Dalam kegiatan pembinaan keagamaan yang diikuti seluruh Unit Pelaksana Teknis Pemasyarakatan se-NTB tersebut, perwakilan warga binaan Lapas Lombok Barat berhasil meraih tiga juara pertama dan satu juara kedua pada sejumlah cabang perlombaan bernuansa religius.
Prestasi itu diraih dari beberapa kategori lomba. Warga binaan Lapas Lombok Barat menyabet Juara I Musabaqah Tilawatil Qur’an (MTQ) dengan skor 94,5 serta Juara I Musabaqah Hifdzil Qur’an (MHQ) dengan nilai 98. Selain itu, tim hadrah lapas tersebut juga berhasil meraih Juara I Lomba Hadrah dengan perolehan nilai 145.
Tak hanya itu, perwakilan warga binaan juga meraih Juara II Lomba Pidato Keagamaan dengan nilai 99, melengkapi dominasi Lapas Lombok Barat dalam ajang Semarak Ramadan tahun ini.
Penghargaan bagi para pemenang diserahkan dalam rangkaian kegiatan Safari Ramadan Kanwil Ditjen Pemasyarakatan NTB yang digelar di Lapas Kelas IIA Lombok Barat pada Jumat (13/3/2026).
Kepala Lapas Kelas IIA Lombok Barat, M. Fadli, menyebut capaian tersebut menjadi bukti bahwa pembinaan spiritual di dalam lapas terus berjalan secara konsisten dan memberikan dampak positif bagi warga binaan.

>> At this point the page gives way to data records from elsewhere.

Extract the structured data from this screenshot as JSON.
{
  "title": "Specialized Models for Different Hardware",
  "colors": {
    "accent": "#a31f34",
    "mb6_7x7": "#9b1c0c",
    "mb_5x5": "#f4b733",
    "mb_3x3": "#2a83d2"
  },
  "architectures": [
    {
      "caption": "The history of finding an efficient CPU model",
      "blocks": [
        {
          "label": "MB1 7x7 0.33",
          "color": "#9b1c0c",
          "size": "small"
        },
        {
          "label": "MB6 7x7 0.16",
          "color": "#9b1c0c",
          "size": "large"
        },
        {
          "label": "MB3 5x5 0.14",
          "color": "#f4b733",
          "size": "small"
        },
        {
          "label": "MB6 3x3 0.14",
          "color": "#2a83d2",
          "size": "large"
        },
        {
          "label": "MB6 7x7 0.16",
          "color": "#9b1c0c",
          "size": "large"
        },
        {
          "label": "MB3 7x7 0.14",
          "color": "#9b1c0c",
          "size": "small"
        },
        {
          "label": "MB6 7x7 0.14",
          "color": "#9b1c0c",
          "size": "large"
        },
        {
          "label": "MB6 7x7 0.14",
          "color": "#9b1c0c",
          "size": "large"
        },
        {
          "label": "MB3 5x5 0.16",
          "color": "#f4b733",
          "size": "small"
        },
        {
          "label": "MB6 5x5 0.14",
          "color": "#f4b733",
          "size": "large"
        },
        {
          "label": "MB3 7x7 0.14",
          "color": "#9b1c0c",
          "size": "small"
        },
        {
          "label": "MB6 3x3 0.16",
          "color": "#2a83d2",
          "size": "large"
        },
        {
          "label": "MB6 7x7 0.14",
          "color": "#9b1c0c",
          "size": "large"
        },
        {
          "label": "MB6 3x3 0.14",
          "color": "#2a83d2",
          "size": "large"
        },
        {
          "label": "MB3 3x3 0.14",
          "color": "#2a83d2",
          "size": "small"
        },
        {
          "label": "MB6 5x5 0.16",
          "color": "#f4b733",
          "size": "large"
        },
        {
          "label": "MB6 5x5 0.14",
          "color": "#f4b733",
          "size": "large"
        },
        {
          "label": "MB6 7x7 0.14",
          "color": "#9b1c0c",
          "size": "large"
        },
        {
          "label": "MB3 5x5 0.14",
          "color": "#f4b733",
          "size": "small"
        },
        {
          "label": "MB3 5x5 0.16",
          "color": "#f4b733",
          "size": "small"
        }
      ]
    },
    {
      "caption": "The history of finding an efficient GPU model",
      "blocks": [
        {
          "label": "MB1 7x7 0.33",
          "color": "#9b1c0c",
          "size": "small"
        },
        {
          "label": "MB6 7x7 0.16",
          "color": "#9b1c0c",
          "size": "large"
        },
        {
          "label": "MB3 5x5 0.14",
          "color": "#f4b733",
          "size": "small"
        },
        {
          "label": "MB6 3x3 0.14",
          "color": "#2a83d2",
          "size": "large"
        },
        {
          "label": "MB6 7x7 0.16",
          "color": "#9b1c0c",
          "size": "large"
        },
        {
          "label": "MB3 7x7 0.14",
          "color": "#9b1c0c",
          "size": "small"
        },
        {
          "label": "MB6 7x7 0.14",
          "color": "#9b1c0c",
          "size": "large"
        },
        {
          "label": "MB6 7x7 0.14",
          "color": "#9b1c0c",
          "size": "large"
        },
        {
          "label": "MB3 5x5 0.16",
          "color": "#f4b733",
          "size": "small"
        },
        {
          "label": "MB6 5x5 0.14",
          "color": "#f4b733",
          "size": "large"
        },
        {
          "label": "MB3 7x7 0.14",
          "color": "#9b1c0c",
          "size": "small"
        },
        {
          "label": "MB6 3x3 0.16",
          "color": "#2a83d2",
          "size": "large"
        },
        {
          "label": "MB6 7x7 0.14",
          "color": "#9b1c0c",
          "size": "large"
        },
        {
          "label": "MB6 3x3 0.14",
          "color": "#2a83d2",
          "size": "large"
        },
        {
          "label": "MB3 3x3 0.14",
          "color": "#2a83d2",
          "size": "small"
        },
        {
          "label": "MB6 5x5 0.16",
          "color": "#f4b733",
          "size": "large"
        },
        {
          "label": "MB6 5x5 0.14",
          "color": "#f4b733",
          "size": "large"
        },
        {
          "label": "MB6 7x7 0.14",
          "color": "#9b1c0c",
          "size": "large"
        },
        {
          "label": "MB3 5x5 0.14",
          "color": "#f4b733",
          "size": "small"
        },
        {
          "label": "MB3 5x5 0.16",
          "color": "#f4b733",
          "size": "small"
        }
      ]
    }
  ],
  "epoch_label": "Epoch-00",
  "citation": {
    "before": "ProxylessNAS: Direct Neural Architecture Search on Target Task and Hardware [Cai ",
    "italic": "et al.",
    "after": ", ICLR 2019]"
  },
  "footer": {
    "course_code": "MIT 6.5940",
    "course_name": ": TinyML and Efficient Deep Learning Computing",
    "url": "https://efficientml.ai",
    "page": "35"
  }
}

“Melalui kegiatan ini kami memberikan ruang bagi warga binaan untuk meningkatkan keimanan, membangun rasa percaya diri, serta memperkuat karakter mereka agar menjadi pribadi yang lebih baik,” ujar Fadli.
Sementara itu, Kepala Kanwil Ditjen Pemasyarakatan NTB, Agung Krisna, menilai kegiatan Semarak Ramadan menjadi sarana penting untuk menumbuhkan semangat pembinaan keagamaan di lingkungan pemasyarakatan.
“Lomba ini menunjukkan bahwa pembinaan keagamaan di setiap UPT benar-benar hidup. Momentum Ramadan harus menjadi ruang bagi warga binaan untuk terus memperbaiki diri,” ujarnya.
Ajang Semarak Ramadan sendiri merupakan program tahunan yang digelar untuk memperkuat pembinaan kepribadian warga binaan melalui kegiatan religius, sekaligus menumbuhkan nilai spiritual selama bulan suci Ramadan.